Researchers asked the patients to list the doses and type of opioid pill they took for long-acting and short-acting effects. The team also asked them to rank their pain level on a scale from 1 to 10, with 10 being the worst.
Patients were also asked to rank their emotional state from 1 to 10. Positive emotions included happiness, calmness and cheerfulness. Negative ones included loneliness, sadness and anxiety.
Researchers also analyzed patients’ negative thinking. They used the Pain Catastrophizing Scale to rate patients’ focus on pain, helplessness and other negative feelings.
The team discovered a connection between negative emotions and 31 patients’ increased use of long-acting opioids. They found no link between increases in patients’ long-acting opioid use and their daily pain level, positive emotions or negative thinking.

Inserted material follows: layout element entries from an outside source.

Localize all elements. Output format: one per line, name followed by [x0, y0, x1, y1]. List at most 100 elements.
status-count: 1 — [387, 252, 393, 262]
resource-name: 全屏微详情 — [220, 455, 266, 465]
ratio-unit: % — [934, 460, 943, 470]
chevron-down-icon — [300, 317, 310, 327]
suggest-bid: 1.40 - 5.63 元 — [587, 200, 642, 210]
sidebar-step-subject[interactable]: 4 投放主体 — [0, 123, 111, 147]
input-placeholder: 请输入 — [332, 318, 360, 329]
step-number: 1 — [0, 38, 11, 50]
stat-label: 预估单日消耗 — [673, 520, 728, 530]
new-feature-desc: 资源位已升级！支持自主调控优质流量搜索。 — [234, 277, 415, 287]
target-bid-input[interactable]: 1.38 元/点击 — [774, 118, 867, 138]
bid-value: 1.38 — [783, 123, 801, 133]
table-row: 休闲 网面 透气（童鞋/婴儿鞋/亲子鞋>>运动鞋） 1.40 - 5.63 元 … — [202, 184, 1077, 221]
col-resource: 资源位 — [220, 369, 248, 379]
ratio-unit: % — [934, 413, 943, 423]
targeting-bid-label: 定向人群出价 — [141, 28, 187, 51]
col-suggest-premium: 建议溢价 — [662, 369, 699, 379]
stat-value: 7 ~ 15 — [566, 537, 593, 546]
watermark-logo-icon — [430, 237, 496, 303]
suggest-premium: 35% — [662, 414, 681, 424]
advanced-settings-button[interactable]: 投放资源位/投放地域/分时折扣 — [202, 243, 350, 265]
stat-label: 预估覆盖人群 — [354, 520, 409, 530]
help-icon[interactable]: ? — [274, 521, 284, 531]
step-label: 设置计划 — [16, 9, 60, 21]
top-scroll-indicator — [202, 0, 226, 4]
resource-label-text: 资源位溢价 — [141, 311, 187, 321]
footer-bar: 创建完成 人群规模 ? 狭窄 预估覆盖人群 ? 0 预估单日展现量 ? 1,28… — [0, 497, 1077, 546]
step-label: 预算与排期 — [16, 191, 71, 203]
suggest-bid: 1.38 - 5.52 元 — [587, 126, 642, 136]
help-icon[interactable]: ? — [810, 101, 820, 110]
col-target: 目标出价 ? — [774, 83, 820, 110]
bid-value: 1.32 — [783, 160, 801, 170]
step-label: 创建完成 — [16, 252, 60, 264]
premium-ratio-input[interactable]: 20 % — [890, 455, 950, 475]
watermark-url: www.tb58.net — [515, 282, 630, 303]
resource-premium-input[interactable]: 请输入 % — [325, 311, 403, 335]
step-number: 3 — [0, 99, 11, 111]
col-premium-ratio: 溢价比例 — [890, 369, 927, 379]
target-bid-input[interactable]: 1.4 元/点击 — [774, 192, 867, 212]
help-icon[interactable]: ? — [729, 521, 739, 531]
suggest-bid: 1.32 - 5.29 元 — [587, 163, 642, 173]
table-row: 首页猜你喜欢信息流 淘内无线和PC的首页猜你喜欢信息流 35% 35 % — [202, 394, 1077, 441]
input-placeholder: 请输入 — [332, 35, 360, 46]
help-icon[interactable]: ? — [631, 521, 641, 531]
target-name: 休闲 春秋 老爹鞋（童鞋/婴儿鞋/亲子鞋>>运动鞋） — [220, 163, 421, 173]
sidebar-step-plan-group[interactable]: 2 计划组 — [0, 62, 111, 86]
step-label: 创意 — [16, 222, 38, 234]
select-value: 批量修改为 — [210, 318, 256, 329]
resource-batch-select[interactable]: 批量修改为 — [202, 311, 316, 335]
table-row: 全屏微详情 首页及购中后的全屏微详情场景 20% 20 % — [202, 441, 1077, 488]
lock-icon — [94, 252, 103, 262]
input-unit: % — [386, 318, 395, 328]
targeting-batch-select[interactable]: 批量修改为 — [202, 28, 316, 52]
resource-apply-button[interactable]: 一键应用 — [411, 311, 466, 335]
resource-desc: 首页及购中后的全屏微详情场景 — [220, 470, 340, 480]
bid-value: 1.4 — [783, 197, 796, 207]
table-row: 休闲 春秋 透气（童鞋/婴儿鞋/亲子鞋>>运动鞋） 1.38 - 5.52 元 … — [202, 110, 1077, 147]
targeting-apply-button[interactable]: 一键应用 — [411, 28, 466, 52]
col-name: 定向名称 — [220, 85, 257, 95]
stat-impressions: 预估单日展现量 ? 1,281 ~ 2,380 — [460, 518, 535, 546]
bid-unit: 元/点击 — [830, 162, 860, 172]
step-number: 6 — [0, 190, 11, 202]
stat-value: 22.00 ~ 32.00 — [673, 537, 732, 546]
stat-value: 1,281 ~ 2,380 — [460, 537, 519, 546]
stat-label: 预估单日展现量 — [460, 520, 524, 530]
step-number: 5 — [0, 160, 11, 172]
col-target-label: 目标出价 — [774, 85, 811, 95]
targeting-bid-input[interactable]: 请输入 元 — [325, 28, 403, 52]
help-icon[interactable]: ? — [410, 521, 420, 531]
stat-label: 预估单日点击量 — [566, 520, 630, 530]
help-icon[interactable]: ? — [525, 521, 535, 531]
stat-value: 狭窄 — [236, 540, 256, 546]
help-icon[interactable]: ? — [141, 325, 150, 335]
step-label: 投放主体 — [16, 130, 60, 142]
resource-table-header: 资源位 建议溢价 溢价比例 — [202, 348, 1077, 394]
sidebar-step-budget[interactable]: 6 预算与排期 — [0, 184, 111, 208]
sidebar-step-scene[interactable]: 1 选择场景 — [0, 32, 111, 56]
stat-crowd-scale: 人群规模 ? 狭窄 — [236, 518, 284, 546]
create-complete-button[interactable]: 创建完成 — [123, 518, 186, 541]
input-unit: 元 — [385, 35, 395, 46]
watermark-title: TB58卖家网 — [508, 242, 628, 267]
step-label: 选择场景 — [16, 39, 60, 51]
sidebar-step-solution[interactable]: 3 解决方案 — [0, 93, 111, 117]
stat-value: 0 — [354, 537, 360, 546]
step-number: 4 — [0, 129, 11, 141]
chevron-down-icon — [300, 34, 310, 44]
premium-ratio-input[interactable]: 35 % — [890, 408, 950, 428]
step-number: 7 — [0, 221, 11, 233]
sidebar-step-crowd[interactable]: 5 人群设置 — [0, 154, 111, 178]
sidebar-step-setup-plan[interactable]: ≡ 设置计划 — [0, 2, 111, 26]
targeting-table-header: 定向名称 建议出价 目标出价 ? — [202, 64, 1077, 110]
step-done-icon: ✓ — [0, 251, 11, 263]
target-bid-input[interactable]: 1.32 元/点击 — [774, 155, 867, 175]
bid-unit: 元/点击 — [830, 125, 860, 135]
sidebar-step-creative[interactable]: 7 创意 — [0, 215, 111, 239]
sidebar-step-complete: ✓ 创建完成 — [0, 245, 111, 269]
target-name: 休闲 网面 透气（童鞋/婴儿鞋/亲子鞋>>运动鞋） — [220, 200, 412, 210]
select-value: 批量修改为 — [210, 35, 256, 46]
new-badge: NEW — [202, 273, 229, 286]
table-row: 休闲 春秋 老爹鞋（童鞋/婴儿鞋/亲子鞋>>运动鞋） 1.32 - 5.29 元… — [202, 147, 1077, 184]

Researchers did find connections between increased use of short-acting opioids and patients’ pain levels and negative thinking. Neither positive nor negative emotions affected patients’ use of short-acting opioids, the team added.
“When pain was reported as low, sickle cell disease patients reported higher opioid use if they catastrophized, or focused their thinking on their pain, than if they didn’t,” Finan said. “When pain levels were higher, negative thinking played less of a role in influencing opioid use.”
Not only was this a small study, but Finan cautioned that patient self-reports are always subjective. Another limitation was that the study looked at only one time point per day — evening — although a person’s mood can change during the day.
Finan said the team will continue this line of research using smartphone technology to assess patients’ moods throughout the day.